Raúl Pizarro especifica que por medio de un manejo tecnológico y agronómico, sumado a un sistema de riego por goteo, una fertilización adecuada y fechas apropiadas de siembra, el campo de flores está permanentemente produciendo flores en periodos donde algunos cultivos no son atrayentes para los polinizadores. “Nuestro concepto es que ojalá siempre haya flores en el campo, lo cual es muy difícil, pero la idea es que en periodos muy largos tengan flores”.

Otro de los que tuvo la oportunidad de implementar el programa es Alejandro Paredes, subadministrador del Fundo Santa Inés de Agrícola La Hornilla, quien indica que la presencia de las flores en el campo fue una buena oportunidad para las distintas alternativas que tienen en el campo. “Lo primero fue darle un uso a un suelo que no estaba siendo utilizado, con un espacio verde con flores, que embellecen el fundo, con el fin de ser atrayente a los polinizantes y se convierta en un espacio de refugio para ellos”. Paredes explica que uno de los requisitos de las exportadoras y clientes de Agrícola La Hornilla es tener elementos que vayan hacia la sustentabilidad y Operation Pollinator va en esa línea. La experiencia del asesor y productor Oscar Aliaga fue de interés inmediato al conocer el programa. “Me interesó el objetivo de alojar a las especies silvestres dotándolas de polen y de néctar. Tenemos ochenta metros cuadrados y hemos visto la visita de abejas silvestres y abejorros, a futuro espero que tengamos más especies de este tipo. Tenemos un campo en Rengo y queremos replicar el proyecto. El programa creo que hay que fomentarlo, promoverlo y desarrollarlo más”.

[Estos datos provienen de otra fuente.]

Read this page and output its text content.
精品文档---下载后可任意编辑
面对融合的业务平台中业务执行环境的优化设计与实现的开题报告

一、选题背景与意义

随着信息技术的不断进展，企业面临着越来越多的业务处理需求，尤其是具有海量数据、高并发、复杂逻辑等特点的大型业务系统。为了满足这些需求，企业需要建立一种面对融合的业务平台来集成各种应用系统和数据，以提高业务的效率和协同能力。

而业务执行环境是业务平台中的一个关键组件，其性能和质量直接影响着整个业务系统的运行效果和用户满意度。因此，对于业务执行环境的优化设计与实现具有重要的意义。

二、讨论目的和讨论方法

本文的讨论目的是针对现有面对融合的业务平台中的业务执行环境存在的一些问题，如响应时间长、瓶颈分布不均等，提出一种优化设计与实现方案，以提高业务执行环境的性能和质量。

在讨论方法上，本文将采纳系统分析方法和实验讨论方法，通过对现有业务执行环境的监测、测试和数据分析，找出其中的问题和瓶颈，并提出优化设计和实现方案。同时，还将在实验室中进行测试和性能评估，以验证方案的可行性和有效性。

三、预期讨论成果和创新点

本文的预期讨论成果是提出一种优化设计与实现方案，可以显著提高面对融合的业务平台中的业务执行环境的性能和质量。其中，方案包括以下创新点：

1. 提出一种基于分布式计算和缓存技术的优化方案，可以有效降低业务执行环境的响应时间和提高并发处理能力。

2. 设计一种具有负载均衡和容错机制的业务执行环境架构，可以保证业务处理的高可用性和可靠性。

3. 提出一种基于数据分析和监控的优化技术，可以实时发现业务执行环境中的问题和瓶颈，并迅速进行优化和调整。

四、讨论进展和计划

Actualmente se han beneficiado 2.800 hectáreas de un total de cien campos que van desde Arica a Punta Arenas. El objetivo es que más agricultores se sumen al cuidado y desarrollo de la biodiversidad. Ante este panorama es necesario comenzar a trabajar en la implementación de prácticas que vayan en esa dirección, para unir los campos por medio de puentes polinizadores, para que estos tengan las condiciones óptimas para su propagación. Ya sea por exigencia de los consumidores como por conciencia del valor que tiene, poco a poco la agricultura chilena integra en su ADN las prácticas de cuidado y desarrollo a la biodiversidad.